I am trying to solve the following application problem:
There are $n$ components with independent lifetimes which are such that component $i$ functions for an exponential time with rate $\lambda_i$. Suppose that all components are initially in use and remain so until they fail. Find the probability that component 1 is the second component to fail.
I know I need to condition on which component fails first, but I don't know how to set up this condition in order to compute the probability in question.
One approach :
First consider all of the possible orders in which component $1$ can be the second component to fail.

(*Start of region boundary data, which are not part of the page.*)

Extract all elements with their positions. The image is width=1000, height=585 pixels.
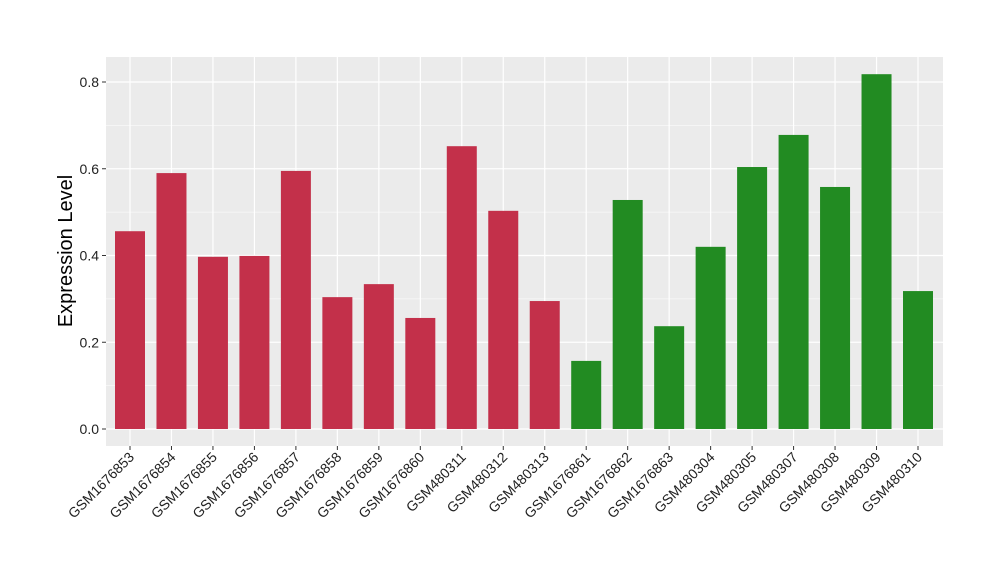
bar-GSM480305 bbox=[737, 167, 768, 429]
bar-GSM1676854 bbox=[156, 173, 187, 429]
bar-GSM1676855 bbox=[197, 256, 228, 429]
y-tick-label: 0.4 bbox=[80, 248, 100, 264]
y-tick-label: 0.0 bbox=[80, 421, 100, 437]
y-axis-label: Expression Level bbox=[55, 175, 77, 327]
bar-GSM1676862 bbox=[612, 199, 643, 429]
bar-GSM480312 bbox=[488, 210, 519, 429]
bar-GSM480309 bbox=[861, 74, 892, 429]
bar-GSM1676858 bbox=[322, 297, 353, 429]
x-axis: GSM1676853GSM1676854GSM1676855GSM1676856… bbox=[65, 446, 925, 521]
bar-GSM1676860 bbox=[405, 317, 436, 429]
bar-GSM1676863 bbox=[654, 326, 685, 429]
bar-GSM480313 bbox=[529, 301, 560, 429]
bar-GSM480307 bbox=[778, 134, 809, 430]
y-tick-label: 0.8 bbox=[80, 74, 100, 90]
y-tick-label: 0.2 bbox=[80, 334, 100, 350]
bars bbox=[115, 74, 933, 430]
bar-GSM480311 bbox=[446, 146, 477, 429]
plot-panel bbox=[106, 57, 943, 446]
bar-GSM480304 bbox=[695, 246, 726, 429]
bar-GSM480310 bbox=[903, 291, 933, 429]
bar-GSM1676859 bbox=[363, 284, 394, 429]
y-tick-label: 0.6 bbox=[80, 161, 100, 177]
bar-GSM1676856 bbox=[239, 255, 270, 429]
bar-GSM480308 bbox=[820, 186, 851, 429]
bar-GSM1676853 bbox=[115, 231, 145, 429]
bar-GSM1676857 bbox=[280, 170, 311, 429]
y-axis: 0.0 0.2 0.4 0.6 0.8 bbox=[80, 74, 106, 437]
bar-GSM1676861 bbox=[571, 360, 602, 429]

Event $A$: $2$ fails, then $1$, then another component
Event $B$: $3$ fails, then $1$, then another component
Event $C$: ... (continuation)
Event $D$: $n$ fails first, then $1$, then another component
Then computing the probability for each ordering beginning with event $A$, we have \begin{align*} P(A) = P(2 \text{ fails, } \text{then } 1\text{, then another}) &= P(2\text{ fails first})\cdot P(1 \text{ fails before each except 2}) \\ &= \frac{\lambda_{2}}{\sum_{i=1}^{n}\lambda_{i}}\cdot \frac{\lambda_{1}}{\sum_{i=2}^{n}\lambda_{i}} \end{align*}
You can find the probabilities of the other ordering events similarily, and then as they are all mutually exclusive you simply take their sum to acquire your desired probability.
Your result should be the sum $$\frac{\lambda_{2}}{\sum_{i=1}^{n}\lambda_{i}}\cdot \frac{\lambda_{1}}{\sum_{i=2}^{n}\lambda_{i}} + ... + \frac{\lambda_{n}}{\sum_{i=1}^{n}\lambda_{i}}\cdot \frac{\lambda_{1}}{\sum_{i=n}^{n}\lambda_{i}}$$